What is scarier is what this implies about how the Spanish bailout will work. Anyone who believes that the ECB won’t subordinate other holders when push comes to shove should just hand me money. I would say they should buy the Brooklyn Bridge, or some swampland in Florida, but they already have done that. You have to assume that
- The Spanish bailout will be underwhelming because the conditionality will be stringent enough that the continuation of the program will always be in doubt
- The “yield floor” won’t be as aggressive as the market would like
- By focusing on austerity of all types, and only putting money into the banking system in dribs and drabs, the economy will continue to flounder
- A Greek exit will put fear into any bond holder or depositor in Spain and Italy
- When points 1 to 4 play out, the ECB and IMF will secure their positions at the expense of any remaining private holders
I would be happy to see something that changes my mind back to being constructive on Europe and the ECB, but I do not see it right now.
Is the CPDO ruling meaningful?
A court in Australia today ruled against the CPDO. I have to read the ruling more closely to determine who will have to pay the Australian municipalities for their losses – the banks that structured and sold the deal or the rating agencies, but this is worth watching.
CPDO had a brief moment in the spotlight. It let you take the CDX indices, leverage them as much as you wanted, and get a much better rating than the index itself. It was a Frankenstein of a rating relying on “rolls and steep curves”, “mean reversion”, “short term default probabilities”, and “portfolio insurance” to justify the rating. It didn’t make sense to me from the first day and we spent time showing that historically, in 2002 for example, CPDO, would have defaulted in spite of being AAA. It happened in the crisis and now for the first time a court has ruled against the product. Maybe the Australians don’t understand that ratings are just “free speech” in spite of being nationally recognized statistical ratings organizations?
This is a chart of old IG indices. I think it was IG7 at the time. It traded at 28, and felt like it was going to zero. We now think IG19 at 95 is “expensive” but back in 2007 it felt like CDS was going to zero. There wasn’t a buyer in sight, and the CPDO machine had the potential to crank out infinite volumes. Normally leverage is viewed as increasing risk, but this product claimed it decreased risk, making the supply infinite.
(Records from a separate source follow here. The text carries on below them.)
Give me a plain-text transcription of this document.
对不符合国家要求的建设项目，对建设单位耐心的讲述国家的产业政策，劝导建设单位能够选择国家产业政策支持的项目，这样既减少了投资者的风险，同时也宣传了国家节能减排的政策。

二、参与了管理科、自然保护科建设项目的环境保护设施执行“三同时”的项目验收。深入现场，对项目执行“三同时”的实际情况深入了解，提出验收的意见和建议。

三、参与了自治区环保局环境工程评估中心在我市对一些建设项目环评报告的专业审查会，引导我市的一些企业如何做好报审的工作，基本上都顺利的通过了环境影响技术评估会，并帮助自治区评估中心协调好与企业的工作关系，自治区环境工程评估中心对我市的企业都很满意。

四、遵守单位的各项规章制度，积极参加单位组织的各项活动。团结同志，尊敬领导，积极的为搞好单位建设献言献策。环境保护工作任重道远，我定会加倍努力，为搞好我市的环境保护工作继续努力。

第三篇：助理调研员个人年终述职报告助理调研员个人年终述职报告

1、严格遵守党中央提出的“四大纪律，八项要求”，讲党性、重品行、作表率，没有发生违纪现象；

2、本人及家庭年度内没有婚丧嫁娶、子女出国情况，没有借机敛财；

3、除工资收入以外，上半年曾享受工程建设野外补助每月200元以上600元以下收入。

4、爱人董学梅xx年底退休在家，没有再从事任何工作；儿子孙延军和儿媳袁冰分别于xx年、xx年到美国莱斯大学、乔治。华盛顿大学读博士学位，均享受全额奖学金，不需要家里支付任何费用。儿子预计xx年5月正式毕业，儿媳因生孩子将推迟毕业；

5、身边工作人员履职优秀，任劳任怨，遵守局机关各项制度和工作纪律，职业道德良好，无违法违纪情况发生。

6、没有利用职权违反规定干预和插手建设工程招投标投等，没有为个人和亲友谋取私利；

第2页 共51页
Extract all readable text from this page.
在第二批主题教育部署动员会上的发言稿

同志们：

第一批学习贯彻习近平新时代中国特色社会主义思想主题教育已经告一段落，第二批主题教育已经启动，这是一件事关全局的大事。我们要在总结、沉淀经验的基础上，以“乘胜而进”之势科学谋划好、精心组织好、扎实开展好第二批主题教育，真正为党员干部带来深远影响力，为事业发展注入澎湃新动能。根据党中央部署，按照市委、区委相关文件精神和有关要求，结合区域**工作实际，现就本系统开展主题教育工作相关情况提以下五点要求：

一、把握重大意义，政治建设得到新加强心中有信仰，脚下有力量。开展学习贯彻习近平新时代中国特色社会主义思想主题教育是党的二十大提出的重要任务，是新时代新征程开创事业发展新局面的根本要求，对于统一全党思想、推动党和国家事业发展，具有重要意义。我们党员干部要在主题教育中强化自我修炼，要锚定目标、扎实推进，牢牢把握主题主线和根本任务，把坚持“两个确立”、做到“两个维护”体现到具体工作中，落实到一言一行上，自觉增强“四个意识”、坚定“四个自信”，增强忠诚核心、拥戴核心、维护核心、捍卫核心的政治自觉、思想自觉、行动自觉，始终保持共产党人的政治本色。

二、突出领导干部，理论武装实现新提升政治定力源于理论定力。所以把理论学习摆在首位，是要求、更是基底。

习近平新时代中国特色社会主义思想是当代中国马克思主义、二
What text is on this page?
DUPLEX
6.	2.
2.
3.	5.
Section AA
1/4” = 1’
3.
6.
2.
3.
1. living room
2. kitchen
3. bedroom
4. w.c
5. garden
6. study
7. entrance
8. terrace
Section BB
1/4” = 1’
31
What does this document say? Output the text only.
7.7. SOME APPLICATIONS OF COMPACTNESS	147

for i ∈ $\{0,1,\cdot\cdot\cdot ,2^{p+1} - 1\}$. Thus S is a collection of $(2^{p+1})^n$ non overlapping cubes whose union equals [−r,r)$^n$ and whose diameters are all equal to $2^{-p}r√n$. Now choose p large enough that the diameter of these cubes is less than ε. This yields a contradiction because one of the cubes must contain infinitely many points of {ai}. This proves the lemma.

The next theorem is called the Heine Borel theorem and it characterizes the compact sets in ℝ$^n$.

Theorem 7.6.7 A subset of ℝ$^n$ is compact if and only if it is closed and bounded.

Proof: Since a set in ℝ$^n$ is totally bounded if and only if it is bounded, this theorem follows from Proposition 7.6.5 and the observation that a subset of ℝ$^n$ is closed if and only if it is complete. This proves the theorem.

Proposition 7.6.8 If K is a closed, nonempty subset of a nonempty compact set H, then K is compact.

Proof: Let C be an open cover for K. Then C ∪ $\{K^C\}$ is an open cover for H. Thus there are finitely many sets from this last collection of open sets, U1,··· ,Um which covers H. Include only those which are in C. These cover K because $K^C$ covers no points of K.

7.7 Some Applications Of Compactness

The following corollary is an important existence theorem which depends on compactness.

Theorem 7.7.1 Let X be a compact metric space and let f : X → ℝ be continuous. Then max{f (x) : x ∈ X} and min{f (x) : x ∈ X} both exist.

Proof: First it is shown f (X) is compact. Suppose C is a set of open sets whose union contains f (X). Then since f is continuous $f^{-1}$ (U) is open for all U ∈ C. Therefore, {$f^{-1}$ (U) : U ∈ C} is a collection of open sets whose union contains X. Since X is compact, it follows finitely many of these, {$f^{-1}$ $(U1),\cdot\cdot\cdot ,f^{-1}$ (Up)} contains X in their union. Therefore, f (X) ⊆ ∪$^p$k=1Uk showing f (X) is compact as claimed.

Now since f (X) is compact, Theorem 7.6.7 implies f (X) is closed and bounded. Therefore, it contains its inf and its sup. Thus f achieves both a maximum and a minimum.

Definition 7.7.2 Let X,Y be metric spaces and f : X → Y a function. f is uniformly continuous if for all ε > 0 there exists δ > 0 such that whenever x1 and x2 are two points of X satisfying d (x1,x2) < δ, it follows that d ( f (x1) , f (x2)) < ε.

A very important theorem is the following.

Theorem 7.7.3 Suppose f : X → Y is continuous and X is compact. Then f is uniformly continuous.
Someone who would only sell $1 billion of CDX could sell $5 billion of CPDO (since it was higher rated by far) and that would generate $50 to $75 billion of hedging needs for the structuring desk.
Maybe this will be a blip, but I think it is yet another reason to avoid banks. It may be a good time to sell the rating agencies as well. S&P led the way on this product, but Moody’s was quick to “reverse engineer” it and get on the fee bandwagon.
I can’t yet tell if this is just a little issue and should be treated as such, or if this has the potential to grow into a big problem and is just being ignored because it is in Australia, and we have our focus on Greece and our elections. This has the potential to be far bigger than LIBOR if the ruling can be extended into Europe and the US.